Public high school in Oshkosh, Wisconsin

Oshkosh North High School is a public secondary/high school located in Oshkosh, Wisconsin. Part of the Oshkosh Area School District, the school serves students in grades 9 through 12. As of 2021, there are 1,193 students enrolled at the school. It is referred to by students as "North". The facility holds an in-house TV studio, swimming pool, field house with Weight Room, and an auditorium.

The school was built in 1972 as a second high school for the city, when the Oshkosh West High School, formerly known as Oshkosh High School, facilities became too small to support the growing number for students. The school first opened as an open-concept school, with modular walls between classrooms, and multiple classes taking place in one room at the same time. After the 70s, the school began to shift toward a traditional layout, adding in permanent walls and separating many of the large classrooms.

== Extracurricular activities ==
Oshkosh North offers 15 unique sports. Sports offered include baseball, basketball, cross country, dance team, football, golf, gymnastics, hockey, soccer, softball, swimming and diving, tennis, track, volleyball, and wrestling, all of which participate in the Fox Valley Association. In 2000, the football team was the Division 1 state champion for the state of Wisconsin. In 2013, the Oshkosh North football team was runner-up for Division 2 champions. In 2018, the Oshkosh North basketball team were the Division 1 State Champion for the state of Wisconsin.

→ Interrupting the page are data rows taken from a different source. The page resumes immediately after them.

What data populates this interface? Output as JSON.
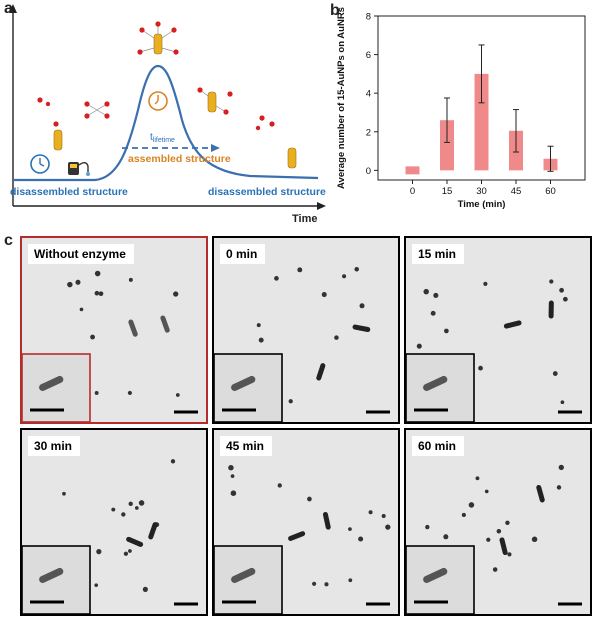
{
  "panel_labels": {
    "a": "a",
    "b": "b",
    "c": "c"
  },
  "schematic": {
    "lifetime_t": "t",
    "lifetime_sub": "lifetime",
    "assembled_label": "assembled structure",
    "disassembled_left": "disassembled structure",
    "disassembled_right": "disassembled structure",
    "x_axis_label": "Time",
    "colors": {
      "curve": "#3a6fb0",
      "assembled": "#d98324",
      "disassembled": "#2a72b8",
      "arrow": "#3a6fb0"
    }
  },
  "chart_data": {
    "type": "bar",
    "categories": [
      "0",
      "15",
      "30",
      "45",
      "60"
    ],
    "values": [
      0.0,
      2.6,
      5.0,
      2.05,
      0.6
    ],
    "errors": [
      0.0,
      1.15,
      1.5,
      1.1,
      0.65
    ],
    "title": "",
    "xlabel": "Time (min)",
    "ylabel": "Average number of 15-AuNPs on AuNRs",
    "ylim": [
      -0.5,
      8
    ],
    "yticks": [
      0,
      2,
      4,
      6,
      8
    ],
    "bar_color": "#f08a8a",
    "grid": false
  },
  "tem_panels": [
    {
      "label": "Without enzyme",
      "border": "#b42d2d"
    },
    {
      "label": "0 min",
      "border": "#000000"
    },
    {
      "label": "15 min",
      "border": "#000000"
    },
    {
      "label": "30 min",
      "border": "#000000"
    },
    {
      "label": "45 min",
      "border": "#000000"
    },
    {
      "label": "60 min",
      "border": "#000000"
    }
  ]
}
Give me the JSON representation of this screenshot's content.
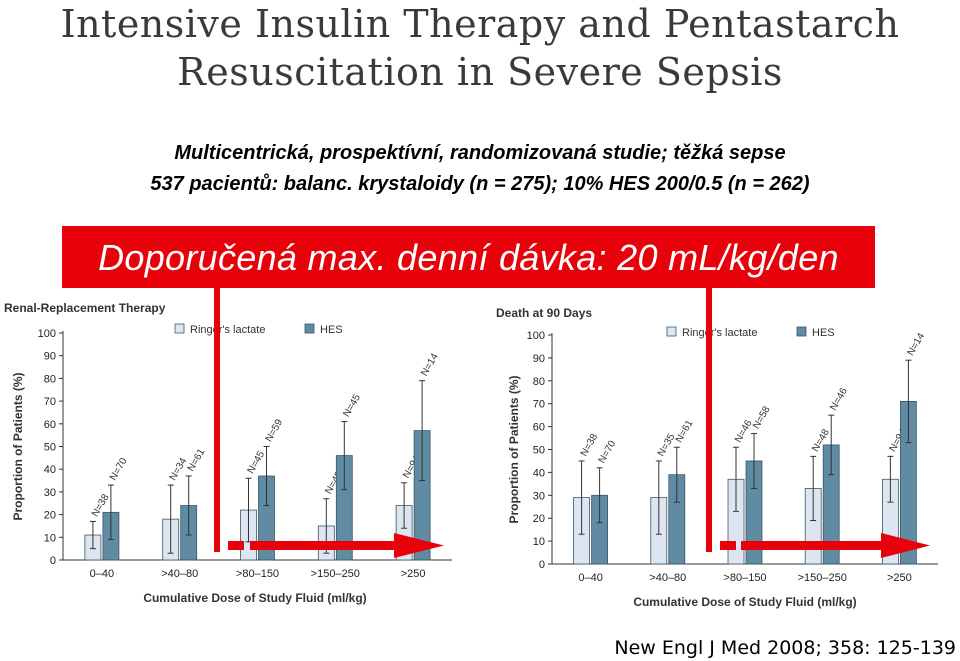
{
  "header": {
    "title_line1": "Intensive Insulin Therapy and Pentastarch",
    "title_line2": "Resuscitation in Severe Sepsis"
  },
  "subtitle": {
    "line1": "Multicentrická, prospektívní, randomizovaná studie; těžká sepse",
    "line2": "537 pacientů: balanc. krystaloidy (n =  275); 10% HES 200/0.5 (n =  262)"
  },
  "dose_banner": "Doporučená max. denní dávka: 20 mL/kg/den",
  "citation": "New Engl J Med 2008; 358: 125-139",
  "colors": {
    "ringers": "#dde6f0",
    "hes": "#5f8ba3",
    "accent_red": "#e8000b",
    "axis": "#333333"
  },
  "chart_data": [
    {
      "type": "bar",
      "title": "Renal-Replacement Therapy",
      "xlabel": "Cumulative Dose of Study Fluid (ml/kg)",
      "ylabel": "Proportion of Patients (%)",
      "ylim": [
        0,
        100
      ],
      "yticks": [
        0,
        10,
        20,
        30,
        40,
        50,
        60,
        70,
        80,
        90,
        100
      ],
      "categories": [
        "0–40",
        ">40–80",
        ">80–150",
        ">150–250",
        ">250"
      ],
      "series": [
        {
          "name": "Ringer's lactate",
          "values": [
            11,
            18,
            22,
            15,
            24
          ],
          "err": [
            6,
            15,
            14,
            12,
            10
          ],
          "n": [
            "N=38",
            "N=34",
            "N=45",
            "N=48",
            "N=94"
          ]
        },
        {
          "name": "HES",
          "values": [
            21,
            24,
            37,
            46,
            57
          ],
          "err": [
            12,
            13,
            13,
            15,
            22
          ],
          "n": [
            "N=70",
            "N=61",
            "N=59",
            "N=45",
            "N=14"
          ]
        }
      ],
      "legend": "top-center"
    },
    {
      "type": "bar",
      "title": "Death at 90 Days",
      "xlabel": "Cumulative Dose of Study Fluid (ml/kg)",
      "ylabel": "Proportion of Patients (%)",
      "ylim": [
        0,
        100
      ],
      "yticks": [
        0,
        10,
        20,
        30,
        40,
        50,
        60,
        70,
        80,
        90,
        100
      ],
      "categories": [
        "0–40",
        ">40–80",
        ">80–150",
        ">150–250",
        ">250"
      ],
      "series": [
        {
          "name": "Ringer's lactate",
          "values": [
            29,
            29,
            37,
            33,
            37
          ],
          "err": [
            16,
            16,
            14,
            14,
            10
          ],
          "n": [
            "N=38",
            "N=35",
            "N=46",
            "N=48",
            "N=94"
          ]
        },
        {
          "name": "HES",
          "values": [
            30,
            39,
            45,
            52,
            71
          ],
          "err": [
            12,
            12,
            12,
            13,
            18
          ],
          "n": [
            "N=70",
            "N=61",
            "N=58",
            "N=46",
            "N=14"
          ]
        }
      ],
      "legend": "top-center"
    }
  ]
}
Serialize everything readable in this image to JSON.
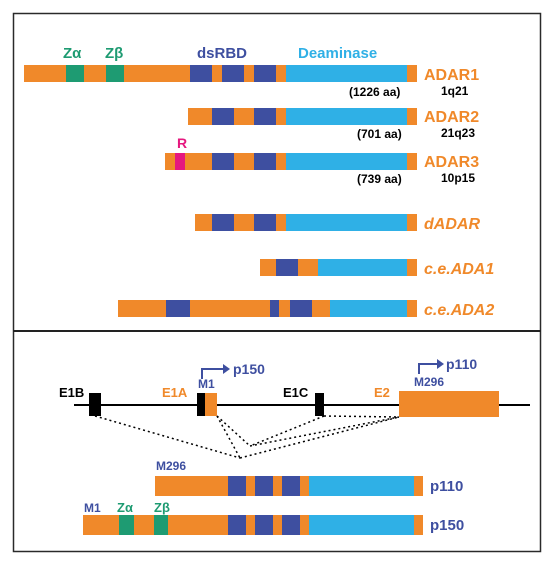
{
  "colors": {
    "orange": "#F0892A",
    "blue": "#2FB0E6",
    "navy": "#3E4FA0",
    "green": "#1E9B72",
    "magenta": "#E5187F",
    "black": "#000000",
    "frame": "#2a2a2a",
    "divider": "#222222"
  },
  "domain_labels": {
    "z_alpha": "Zα",
    "z_beta": "Zβ",
    "dsrbd": "dsRBD",
    "deaminase": "Deaminase",
    "r_domain": "R"
  },
  "proteins": [
    {
      "name": "ADAR1",
      "italic": false,
      "locus": "1q21",
      "length": "(1226 aa)"
    },
    {
      "name": "ADAR2",
      "italic": false,
      "locus": "21q23",
      "length": "(701 aa)"
    },
    {
      "name": "ADAR3",
      "italic": false,
      "locus": "10p15",
      "length": "(739 aa)"
    },
    {
      "name": "dADAR",
      "italic": true,
      "locus": "",
      "length": ""
    },
    {
      "name": "c.e.ADA1",
      "italic": true,
      "locus": "",
      "length": ""
    },
    {
      "name": "c.e.ADA2",
      "italic": true,
      "locus": "",
      "length": ""
    }
  ],
  "gene_structure": {
    "exons": [
      "E1B",
      "E1A",
      "E1C",
      "E2"
    ],
    "start_sites": [
      "M1",
      "M296"
    ],
    "promoters": [
      "p150",
      "p110"
    ]
  },
  "isoforms": [
    {
      "name": "p110",
      "start": "M296"
    },
    {
      "name": "p150",
      "start": "M1"
    }
  ]
}
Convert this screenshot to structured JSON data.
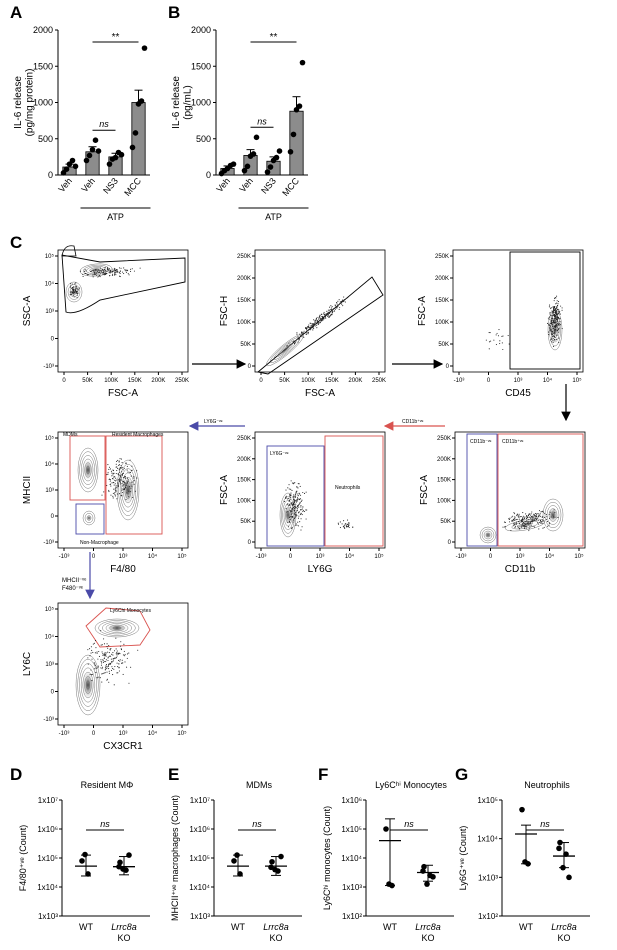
{
  "panel_labels": {
    "A": "A",
    "B": "B",
    "C": "C",
    "D": "D",
    "E": "E",
    "F": "F",
    "G": "G"
  },
  "chart_data": [
    {
      "id": "A",
      "type": "bar",
      "categories": [
        "Veh",
        "Veh",
        "NS3",
        "MCC"
      ],
      "group_label": "ATP",
      "ylabel": "IL-6 release\n(pg/mg protein)",
      "yticks": [
        "0",
        "500",
        "1000",
        "1500",
        "2000"
      ],
      "ylim": [
        0,
        2000
      ],
      "values": [
        110,
        320,
        250,
        1000
      ],
      "errors": [
        40,
        70,
        50,
        170
      ],
      "points": [
        [
          30,
          80,
          150,
          200,
          120
        ],
        [
          200,
          270,
          350,
          480,
          330
        ],
        [
          150,
          220,
          240,
          310,
          280
        ],
        [
          380,
          580,
          980,
          1020,
          1750
        ]
      ],
      "annotations": [
        {
          "text": "**",
          "from": 1,
          "to": 3
        },
        {
          "text": "ns",
          "from": 1,
          "to": 2
        }
      ]
    },
    {
      "id": "B",
      "type": "bar",
      "categories": [
        "Veh",
        "Veh",
        "NS3",
        "MCC"
      ],
      "group_label": "ATP",
      "ylabel": "IL-6 release\n(pg/mL)",
      "yticks": [
        "0",
        "500",
        "1000",
        "1500",
        "2000"
      ],
      "ylim": [
        0,
        2000
      ],
      "values": [
        90,
        270,
        190,
        880
      ],
      "errors": [
        35,
        80,
        60,
        200
      ],
      "points": [
        [
          20,
          60,
          90,
          130,
          150
        ],
        [
          60,
          120,
          260,
          290,
          520
        ],
        [
          40,
          110,
          200,
          240,
          330
        ],
        [
          320,
          560,
          900,
          950,
          1550
        ]
      ],
      "annotations": [
        {
          "text": "**",
          "from": 1,
          "to": 3
        },
        {
          "text": "ns",
          "from": 1,
          "to": 2
        }
      ]
    },
    {
      "id": "D",
      "type": "scatter",
      "title": "Resident MΦ",
      "ylabel": "F4/80⁺ᵛᵉ (Count)",
      "yticks": [
        "1x10³",
        "1x10⁴",
        "1x10⁵",
        "1x10⁶",
        "1x10⁷"
      ],
      "ylim_log10": [
        3,
        7
      ],
      "categories": [
        "WT",
        "Lrrc8a KO"
      ],
      "points": [
        [
          4.9,
          4.45,
          5.12
        ],
        [
          4.85,
          4.58,
          4.62,
          5.1,
          4.7
        ]
      ],
      "means": [
        4.72,
        4.7
      ],
      "error": [
        [
          4.38,
          5.1
        ],
        [
          4.42,
          5.05
        ]
      ],
      "annotations": [
        {
          "text": "ns"
        }
      ]
    },
    {
      "id": "E",
      "type": "scatter",
      "title": "MDMs",
      "ylabel": "MHCII⁺ᵛᵉ macrophages (Count)",
      "yticks": [
        "1x10³",
        "1x10⁴",
        "1x10⁵",
        "1x10⁶",
        "1x10⁷"
      ],
      "ylim_log10": [
        3,
        7
      ],
      "categories": [
        "WT",
        "Lrrc8a KO"
      ],
      "points": [
        [
          4.9,
          4.45,
          5.1
        ],
        [
          4.87,
          4.55,
          4.6,
          5.05,
          4.68
        ]
      ],
      "means": [
        4.72,
        4.72
      ],
      "error": [
        [
          4.38,
          5.1
        ],
        [
          4.4,
          5.05
        ]
      ],
      "annotations": [
        {
          "text": "ns"
        }
      ]
    },
    {
      "id": "F",
      "type": "scatter",
      "title": "Ly6Cʰⁱ Monocytes",
      "ylabel": "Ly6Cʰⁱ monocytes (Count)",
      "yticks": [
        "1x10²",
        "1x10³",
        "1x10⁴",
        "1x10⁵",
        "1x10⁶"
      ],
      "ylim_log10": [
        2,
        6
      ],
      "categories": [
        "WT",
        "Lrrc8a KO"
      ],
      "points": [
        [
          5.0,
          3.05,
          3.1
        ],
        [
          3.7,
          3.4,
          3.1,
          3.35,
          3.55
        ]
      ],
      "means": [
        4.6,
        3.5
      ],
      "error": [
        [
          3.05,
          5.35
        ],
        [
          3.2,
          3.75
        ]
      ],
      "annotations": [
        {
          "text": "ns"
        }
      ]
    },
    {
      "id": "G",
      "type": "scatter",
      "title": "Neutrophils",
      "ylabel": "Ly6G⁺ᵛᵉ (Count)",
      "yticks": [
        "1x10²",
        "1x10³",
        "1x10⁴",
        "1x10⁵"
      ],
      "ylim_log10": [
        2,
        5
      ],
      "categories": [
        "WT",
        "Lrrc8a KO"
      ],
      "points": [
        [
          4.75,
          3.35,
          3.4
        ],
        [
          3.9,
          3.6,
          3.25,
          3.0,
          3.75
        ]
      ],
      "means": [
        4.12,
        3.55
      ],
      "error": [
        [
          3.35,
          4.35
        ],
        [
          3.25,
          3.9
        ]
      ],
      "annotations": [
        {
          "text": "ns"
        }
      ]
    }
  ],
  "flow": {
    "p1": {
      "xlabel": "FSC-A",
      "ylabel": "SSC-A",
      "xticks": [
        "0",
        "50K",
        "100K",
        "150K",
        "200K",
        "250K"
      ],
      "yticks": [
        "10⁵",
        "10⁴",
        "10³",
        "0",
        "-10³"
      ]
    },
    "p2": {
      "xlabel": "FSC-A",
      "ylabel": "FSC-H",
      "xticks": [
        "0",
        "50K",
        "100K",
        "150K",
        "200K",
        "250K"
      ],
      "yticks": [
        "250K",
        "200K",
        "150K",
        "100K",
        "50K",
        "0"
      ]
    },
    "p3": {
      "xlabel": "CD45",
      "ylabel": "FSC-A",
      "xticks": [
        "-10³",
        "0",
        "10³",
        "10⁴",
        "10⁵"
      ],
      "yticks": [
        "250K",
        "200K",
        "150K",
        "100K",
        "50K",
        "0"
      ]
    },
    "p4": {
      "xlabel": "CD11b",
      "ylabel": "FSC-A",
      "xticks": [
        "-10³",
        "0",
        "10³",
        "10⁴",
        "10⁵"
      ],
      "yticks": [
        "250K",
        "200K",
        "150K",
        "100K",
        "50K",
        "0"
      ],
      "gate1": "CD11b⁻ᵛᵉ",
      "gate2": "CD11b⁺ᵛᵉ",
      "arrow": "CD11b⁺ᵛᵉ"
    },
    "p5": {
      "xlabel": "LY6G",
      "ylabel": "FSC-A",
      "xticks": [
        "-10³",
        "0",
        "10³",
        "10⁴",
        "10⁵"
      ],
      "yticks": [
        "250K",
        "200K",
        "150K",
        "100K",
        "50K",
        "0"
      ],
      "gate1": "LY6G⁻ᵛᵉ",
      "gate2": "Neutrophils",
      "arrow": "LY6G⁻ᵛᵉ"
    },
    "p6": {
      "xlabel": "F4/80",
      "ylabel": "MHCII",
      "xticks": [
        "-10³",
        "0",
        "10³",
        "10⁴",
        "10⁵"
      ],
      "yticks": [
        "10⁵",
        "10⁴",
        "10³",
        "0",
        "-10³"
      ],
      "gate1": "MDMs",
      "gate2": "Resident Macrophages",
      "gate3": "Non-Macrophage",
      "arrow1": "MHCII⁻ᵛᵉ",
      "arrow2": "F480⁻ᵛᵉ"
    },
    "p7": {
      "xlabel": "CX3CR1",
      "ylabel": "LY6C",
      "xticks": [
        "-10³",
        "0",
        "10³",
        "10⁴",
        "10⁵"
      ],
      "yticks": [
        "10⁵",
        "10⁴",
        "10³",
        "0",
        "-10³"
      ],
      "gate1": "Ly6Chi Monocytes"
    }
  },
  "colors": {
    "gate_red": "#d9534f",
    "gate_blue": "#4a4aa8",
    "bar": "#8c8c8c"
  }
}
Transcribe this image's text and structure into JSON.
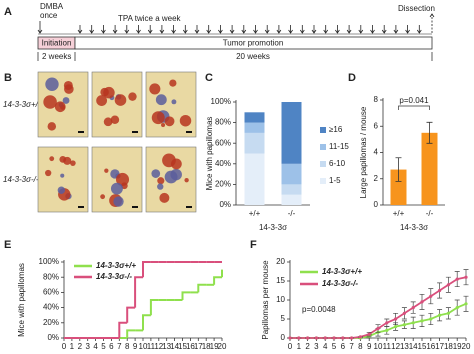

The school has 35 student clubs and organizations as of the 2021–2022 school year.

== Notable alumni ==

- Kenneth La'ron Beasley (2014), singer, songwriter, and rapper known as KennyHoopla
- Tyrese Haliburton (2018), professional basketball player for the Indiana Pacers
- Gordon Hintz (1992), county executive of Winnebago County, Wisconsin
- Jamie Pollard (1983), Iowa State University Athletic Director

== Alternative education programs ==
Oshkosh North High School offers a number of alternative education programs to their students.

=== Communities ===
Communities is an alternative education program offered via application to all students at North. The program replaces some classes with specialized ones made to provide an education that emphasizes working within a community, both within the classroom and in the city as a whole, including leadership classes, as well as alternative social studies, and English class. Collaboration, Creativity, Critical Thinking, Communication, and Commitment are the major traits that the Communities program seeks to create in its students.

=== eAcademy ===
eAcademy is a fully online schooling option available to all K-12 students in the Oshkosh Area School District. It is also available to students who are not fully online, as individual classes they can take for courses either not offered in person, or as an alternative option that provides a more self-guided option.